Bu şarkı dâhil olmak üzere birazdan bahsi geçenlerin hiçbiri, filmde yok tabii ki.

1961 yılından başlayarak, American Folk Müziğinin, temellerini oluşturan Woody Guthrie’yi hastane ziyareti ile başlayan, onun için bestelediği, eseri sunması ile film açılır.

Fakat yolculuğunda, iki eşi ise hayatından geçen sevgili gibi gösterilmiş. Oysa ilk eşi oyuncu / model Sara Dylan’dan beş çocuğu (biri evlatlık) olmuş ve Bob Dylan’ın, ilk çıkış yılları olan Altmışlar ve yetmişler, dediğimizde ilham kaynağı olan tek kadın.

Öyle ki 1975 yılında albümü, Blood on the Tracks, evliliklerini anlatır. Hatta Dylon’n, Renaldo ve Clara olarak yönetmiş olduğu filmde, Clara, rolü ile karısına övgü yaptığı ifade edilir.

İkinci eşi, Carolyn Dennis ise bir şarkıcı, filmde “Joan Baez ile turneye gideceğini bana söylemeyecek miydin?”diye aktarılan ve bir kokteylde tanıştırılan siyahî kadın.

Ve Dylon’n, kendisine: Herkes bana sahip olmak istiyor, dediği.

Yönetmen,  James Mangold, onun “anlaşılamamış” olması üzerinden filmi büyüterek, bir erkeğin bilinmezliklerini, birazda çapkınlıkları ile şekillendirmeye kalksa da gerçekleri hep tarih yazıyor. Netice de kurgu da olsa hayatında gerçekten yer etmiş olarak ve seven kadın profili olarak Sylvia’yı görmekteyiz.
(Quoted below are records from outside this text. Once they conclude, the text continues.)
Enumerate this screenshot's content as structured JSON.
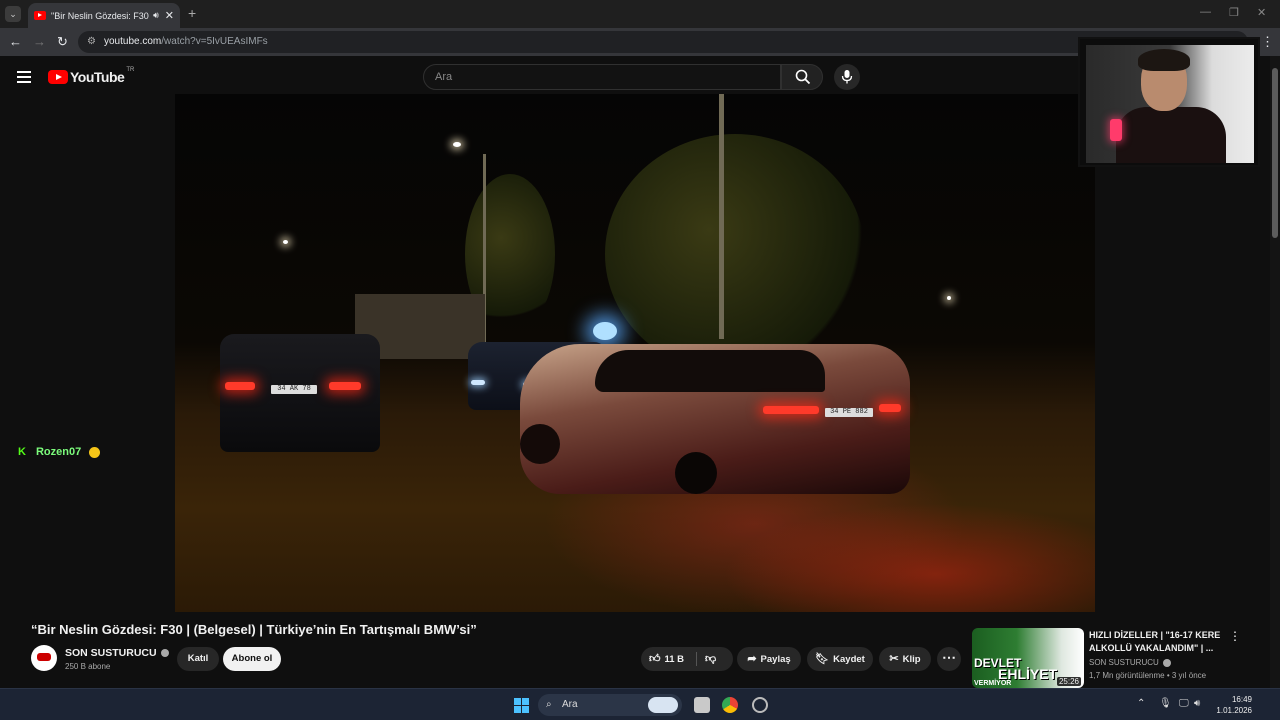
{
  "browser": {
    "tab_title": "\"Bir Neslin Gözdesi: F30 | (B",
    "url_host": "youtube.com",
    "url_path": "/watch?v=5IvUEAsIMFs"
  },
  "youtube": {
    "logo_text": "YouTube",
    "country_code": "TR",
    "search_placeholder": "Ara"
  },
  "chat": {
    "username": "Rozen07",
    "platform_icon": "kick-icon"
  },
  "video": {
    "title": "“Bir Neslin Gözdesi: F30 | (Belgesel) | Türkiye’nin En Tartışmalı BMW’si”",
    "plate_left": "34 AK 78",
    "plate_right": "34 PE 882"
  },
  "channel": {
    "name": "SON SUSTURUCU",
    "subscribers": "250 B abone",
    "join_label": "Katıl",
    "subscribe_label": "Abone ol"
  },
  "actions": {
    "likes": "11 B",
    "share": "Paylaş",
    "save": "Kaydet",
    "clip": "Klip"
  },
  "recommendation": {
    "title": "HIZLI DİZELLER | \"16-17 KERE ALKOLLÜ YAKALANDIM\" | ...",
    "channel": "SON SUSTURUCU",
    "meta": "1,7 Mn görüntülenme • 3 yıl önce",
    "duration": "25:26",
    "thumb_text_1": "DEVLET",
    "thumb_text_2": "EHLİYET",
    "thumb_text_3": "VERMİYOR"
  },
  "taskbar": {
    "search_placeholder": "Ara",
    "time": "16:49",
    "date": "1.01.2026"
  },
  "colors": {
    "youtube_red": "#ff0000",
    "kick_green": "#53fc18",
    "background": "#0f0f0f"
  }
}
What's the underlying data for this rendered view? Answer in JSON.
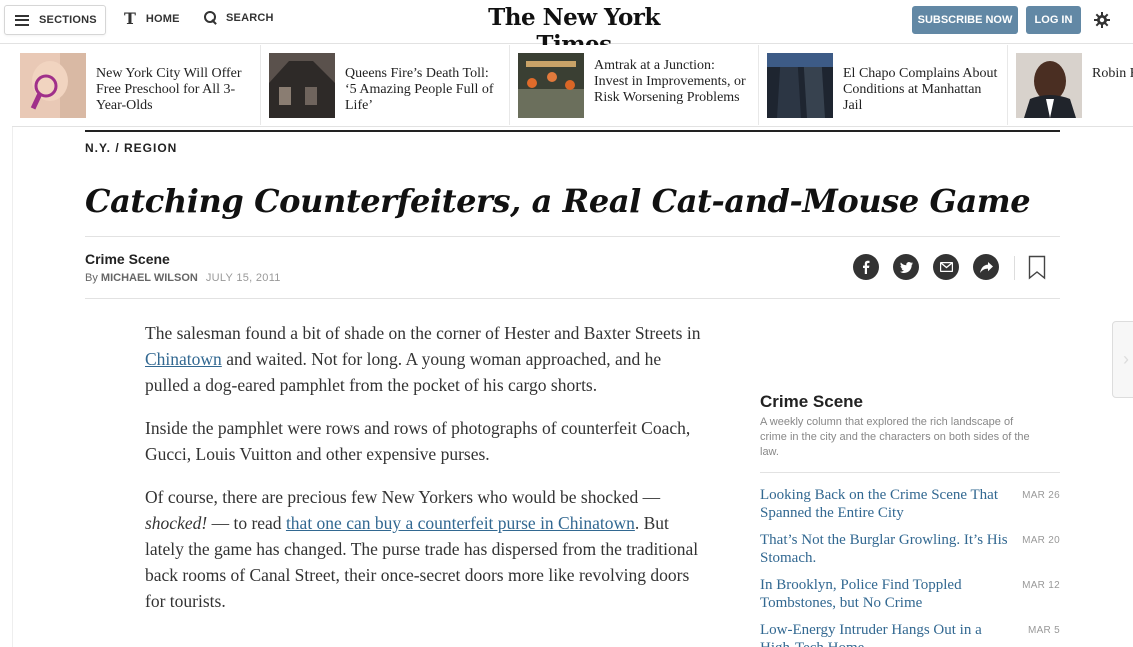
{
  "topbar": {
    "sections_label": "SECTIONS",
    "home_label": "HOME",
    "search_label": "SEARCH",
    "logo": "The New York Times",
    "subscribe_label": "SUBSCRIBE NOW",
    "login_label": "LOG IN",
    "accent_color": "#6288a5"
  },
  "ribbon": [
    {
      "headline": "New York City Will Offer Free Preschool for All 3-Year-Olds",
      "thumb_icon": "child-photo"
    },
    {
      "headline": "Queens Fire’s Death Toll: ‘5 Amazing People Full of Life’",
      "thumb_icon": "burned-house-photo"
    },
    {
      "headline": "Amtrak at a Junction: Invest in Improvements, or Risk Worsening Problems",
      "thumb_icon": "rail-workers-photo"
    },
    {
      "headline": "El Chapo Complains About Conditions at Manhattan Jail",
      "thumb_icon": "jail-building-photo"
    },
    {
      "headline": "Robin H Charity Gets Ne",
      "thumb_icon": "man-portrait-photo"
    }
  ],
  "article": {
    "kicker": "N.Y. / REGION",
    "headline": "Catching Counterfeiters, a Real Cat-and-Mouse Game",
    "column": "Crime Scene",
    "byline_prefix": "By ",
    "author": "MICHAEL WILSON",
    "date": "JULY 15, 2011",
    "share_icons": [
      "facebook-icon",
      "twitter-icon",
      "email-icon",
      "share-icon",
      "bookmark-icon"
    ],
    "p1_a": "The salesman found a bit of shade on the corner of Hester and Baxter Streets in ",
    "p1_link": "Chinatown",
    "p1_b": " and waited. Not for long. A young woman approached, and he pulled a dog-eared pamphlet from the pocket of his cargo shorts.",
    "p2": "Inside the pamphlet were rows and rows of photographs of counterfeit Coach, Gucci, Louis Vuitton and other expensive purses.",
    "p3_a": "Of course, there are precious few New Yorkers who would be shocked — ",
    "p3_em": "shocked!",
    "p3_b": " — to read ",
    "p3_link": "that one can buy a counterfeit purse in Chinatown",
    "p3_c": ". But lately the game has changed. The purse trade has dispersed from the traditional back rooms of Canal Street, their once-secret doors more like revolving doors for tourists.",
    "link_color": "#326891"
  },
  "sidebar": {
    "title": "Crime Scene",
    "description": "A weekly column that explored the rich landscape of crime in the city and the characters on both sides of the law.",
    "items": [
      {
        "title": "Looking Back on the Crime Scene That Spanned the Entire City",
        "date": "MAR 26"
      },
      {
        "title": "That’s Not the Burglar Growling. It’s His Stomach.",
        "date": "MAR 20"
      },
      {
        "title": "In Brooklyn, Police Find Toppled Tombstones, but No Crime",
        "date": "MAR 12"
      },
      {
        "title": "Low-Energy Intruder Hangs Out in a High-Tech Home",
        "date": "MAR 5"
      }
    ]
  }
}
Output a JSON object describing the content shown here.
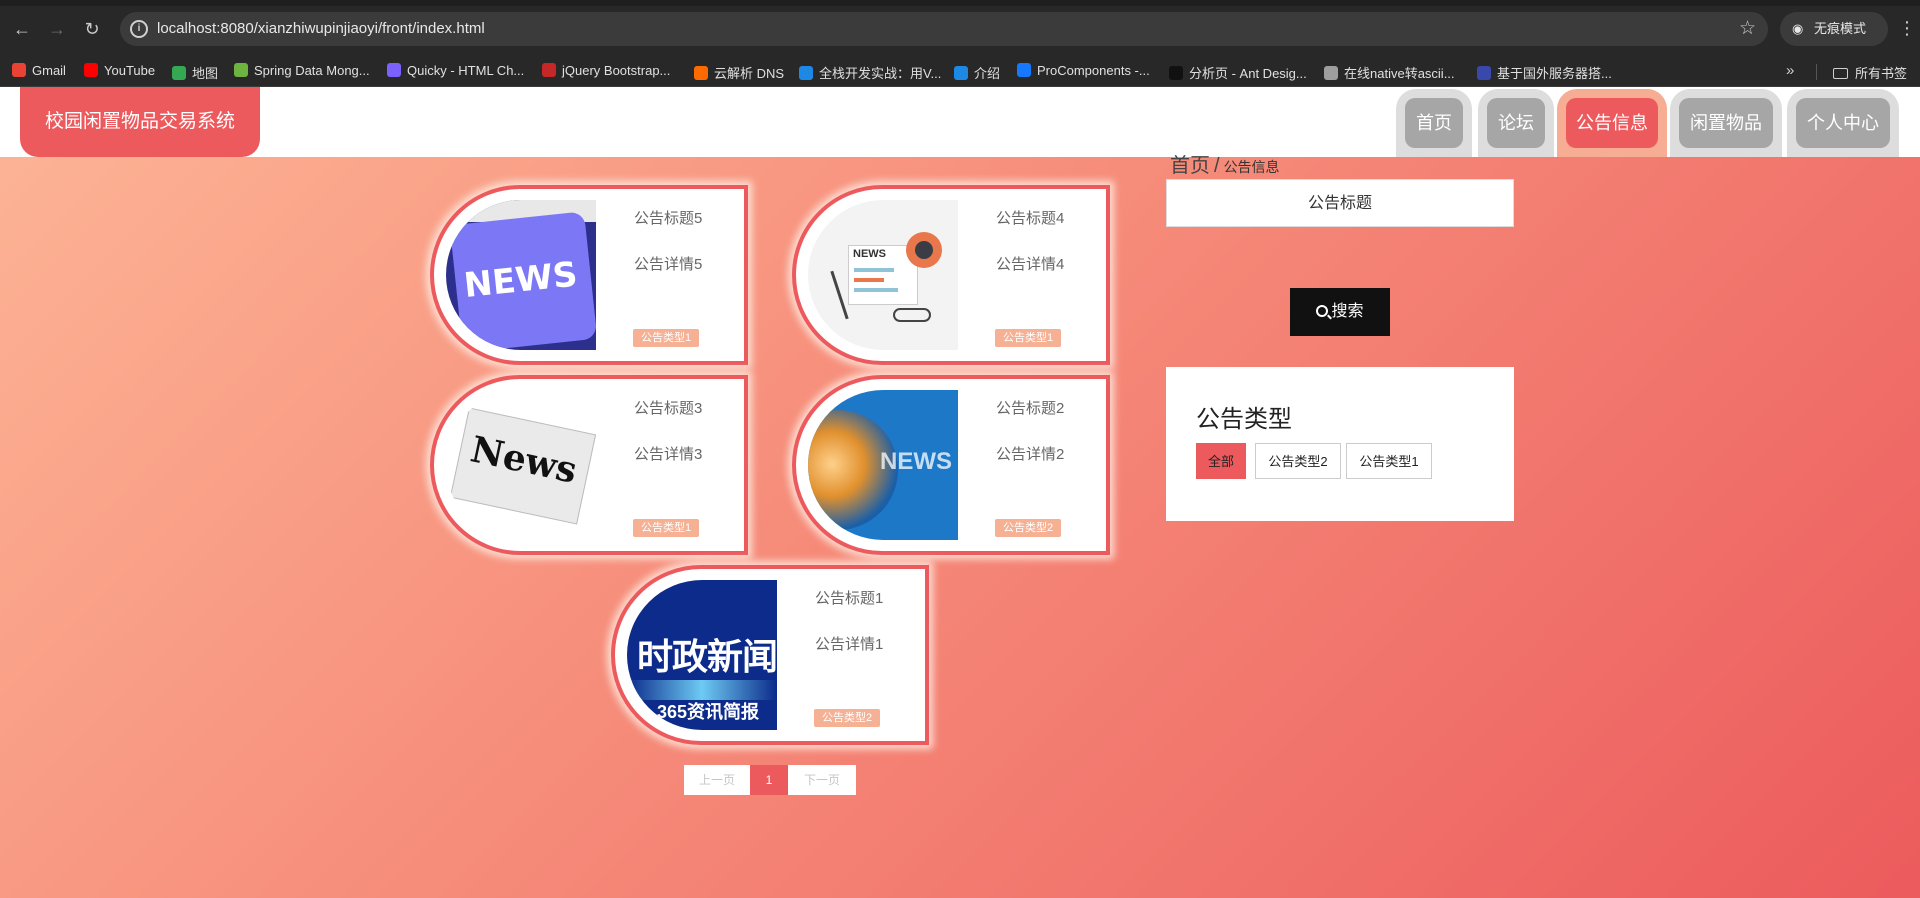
{
  "browser": {
    "url": "localhost:8080/xianzhiwupinjiaoyi/front/index.html",
    "incognito_label": "无痕模式",
    "bookmarks": [
      {
        "label": "Gmail",
        "color": "#ea4335"
      },
      {
        "label": "YouTube",
        "color": "#ff0000"
      },
      {
        "label": "地图",
        "color": "#34a853"
      },
      {
        "label": "Spring Data Mong...",
        "color": "#6db33f"
      },
      {
        "label": "Quicky - HTML Ch...",
        "color": "#7b61ff"
      },
      {
        "label": "jQuery Bootstrap...",
        "color": "#c62828"
      },
      {
        "label": "云解析 DNS",
        "color": "#ff6a00"
      },
      {
        "label": "全栈开发实战：用V...",
        "color": "#1e88e5"
      },
      {
        "label": "介绍",
        "color": "#1e88e5"
      },
      {
        "label": "ProComponents -...",
        "color": "#1677ff"
      },
      {
        "label": "分析页 - Ant Desig...",
        "color": "#111111"
      },
      {
        "label": "在线native转ascii...",
        "color": "#9e9e9e"
      },
      {
        "label": "基于国外服务器搭...",
        "color": "#3949ab"
      }
    ],
    "all_bookmarks_label": "所有书签"
  },
  "site": {
    "logo": "校园闲置物品交易系统",
    "nav": [
      "首页",
      "论坛",
      "公告信息",
      "闲置物品",
      "个人中心"
    ],
    "active_nav": "公告信息"
  },
  "cards": [
    {
      "title": "公告标题5",
      "detail": "公告详情5",
      "type": "公告类型1",
      "image": "news-keyboard-image"
    },
    {
      "title": "公告标题4",
      "detail": "公告详情4",
      "type": "公告类型1",
      "image": "newspaper-coffee-image"
    },
    {
      "title": "公告标题3",
      "detail": "公告详情3",
      "type": "公告类型1",
      "image": "newspaper-image"
    },
    {
      "title": "公告标题2",
      "detail": "公告详情2",
      "type": "公告类型2",
      "image": "globe-news-image"
    },
    {
      "title": "公告标题1",
      "detail": "公告详情1",
      "type": "公告类型2",
      "image": "shizheng-news-image"
    }
  ],
  "pagination": {
    "prev": "上一页",
    "current": "1",
    "next": "下一页"
  },
  "sidebar": {
    "breadcrumb_home": "首页",
    "breadcrumb_sep": "/",
    "breadcrumb_current": "公告信息",
    "search_placeholder": "公告标题",
    "search_button": "搜索",
    "type_title": "公告类型",
    "types": [
      "全部",
      "公告类型2",
      "公告类型1"
    ],
    "active_type": "全部"
  },
  "colors": {
    "accent": "#ec5a5e",
    "tag": "#f6b094",
    "nav_inactive": "#a6a6a6"
  },
  "image_text": {
    "news_key": "NEWS",
    "news_paper": "NEWS",
    "newspaper": "News",
    "globe": "NEWS",
    "shizheng_1": "时政新闻",
    "shizheng_2": "365资讯简报"
  }
}
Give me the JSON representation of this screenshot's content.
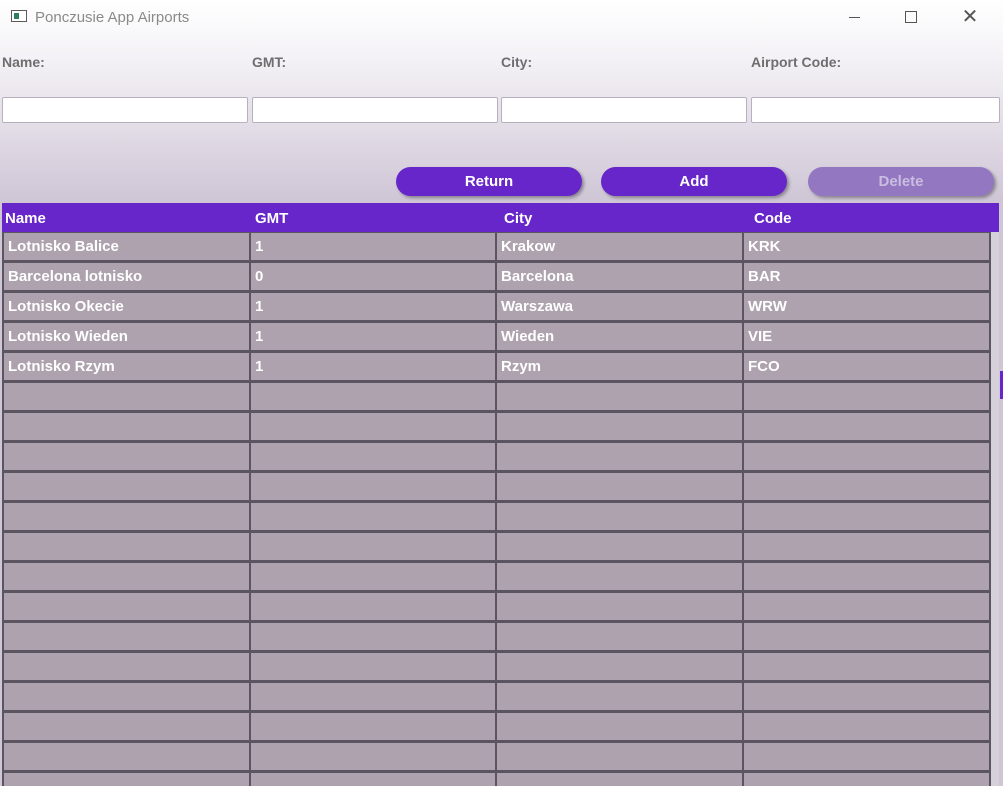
{
  "window": {
    "title": "Ponczusie App Airports"
  },
  "form": {
    "labels": [
      "Name:",
      "GMT:",
      "City:",
      "Airport Code:"
    ],
    "values": [
      "",
      "",
      "",
      ""
    ]
  },
  "buttons": {
    "return": "Return",
    "add": "Add",
    "delete": "Delete"
  },
  "table": {
    "columns": [
      "Name",
      "GMT",
      "City",
      "Code"
    ],
    "rows": [
      [
        "Lotnisko Balice",
        "1",
        "Krakow",
        "KRK"
      ],
      [
        "Barcelona lotnisko",
        "0",
        "Barcelona",
        "BAR"
      ],
      [
        "Lotnisko Okecie",
        "1",
        "Warszawa",
        "WRW"
      ],
      [
        "Lotnisko Wieden",
        "1",
        "Wieden",
        "VIE"
      ],
      [
        "Lotnisko Rzym",
        "1",
        "Rzym",
        "FCO"
      ]
    ],
    "empty_rows": 14
  },
  "colors": {
    "accent": "#6626c9",
    "disabled_button": "#9377c1",
    "cell_bg": "#ada2ad"
  },
  "icons": [
    "app-icon",
    "minimize-icon",
    "maximize-icon",
    "close-icon"
  ]
}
Birbirlerini mesleki bakımından beslemeleri ve birlikte iş yapanlar genelde beraberdir, sözünü de yadsımayarak, üretim yapışlarındaki ve Menajerlerin her dönem paraya baktığı, altmışlarda da değişmiyor.

Onlar ne kadar çok birlikte sahne alırsa, o kadar iyiydi ama ikisi de muhalifti.

Dik başlı, Joan Baez ile Bob Dylan, hikâyesi, henüz yeni çömez olarak sahne almakta olan Joan Baez’n yorumladığı, umutsuz şarkısına, Folk Bar’ da, anında çeviri yapan ve umutsuzluklara sığınmamayı ve her zaman, her şeyin bir yolu olduğuna inancı ile açılan. Bob Dylan’ı geç anlayan Joan Baez, ile gelişen ve filmin sonunda jenerikte bahsedildiği gibi, birlikte olduklarını anlatacak kişi olarak da Joan Baez, bir albüm yapacaktır.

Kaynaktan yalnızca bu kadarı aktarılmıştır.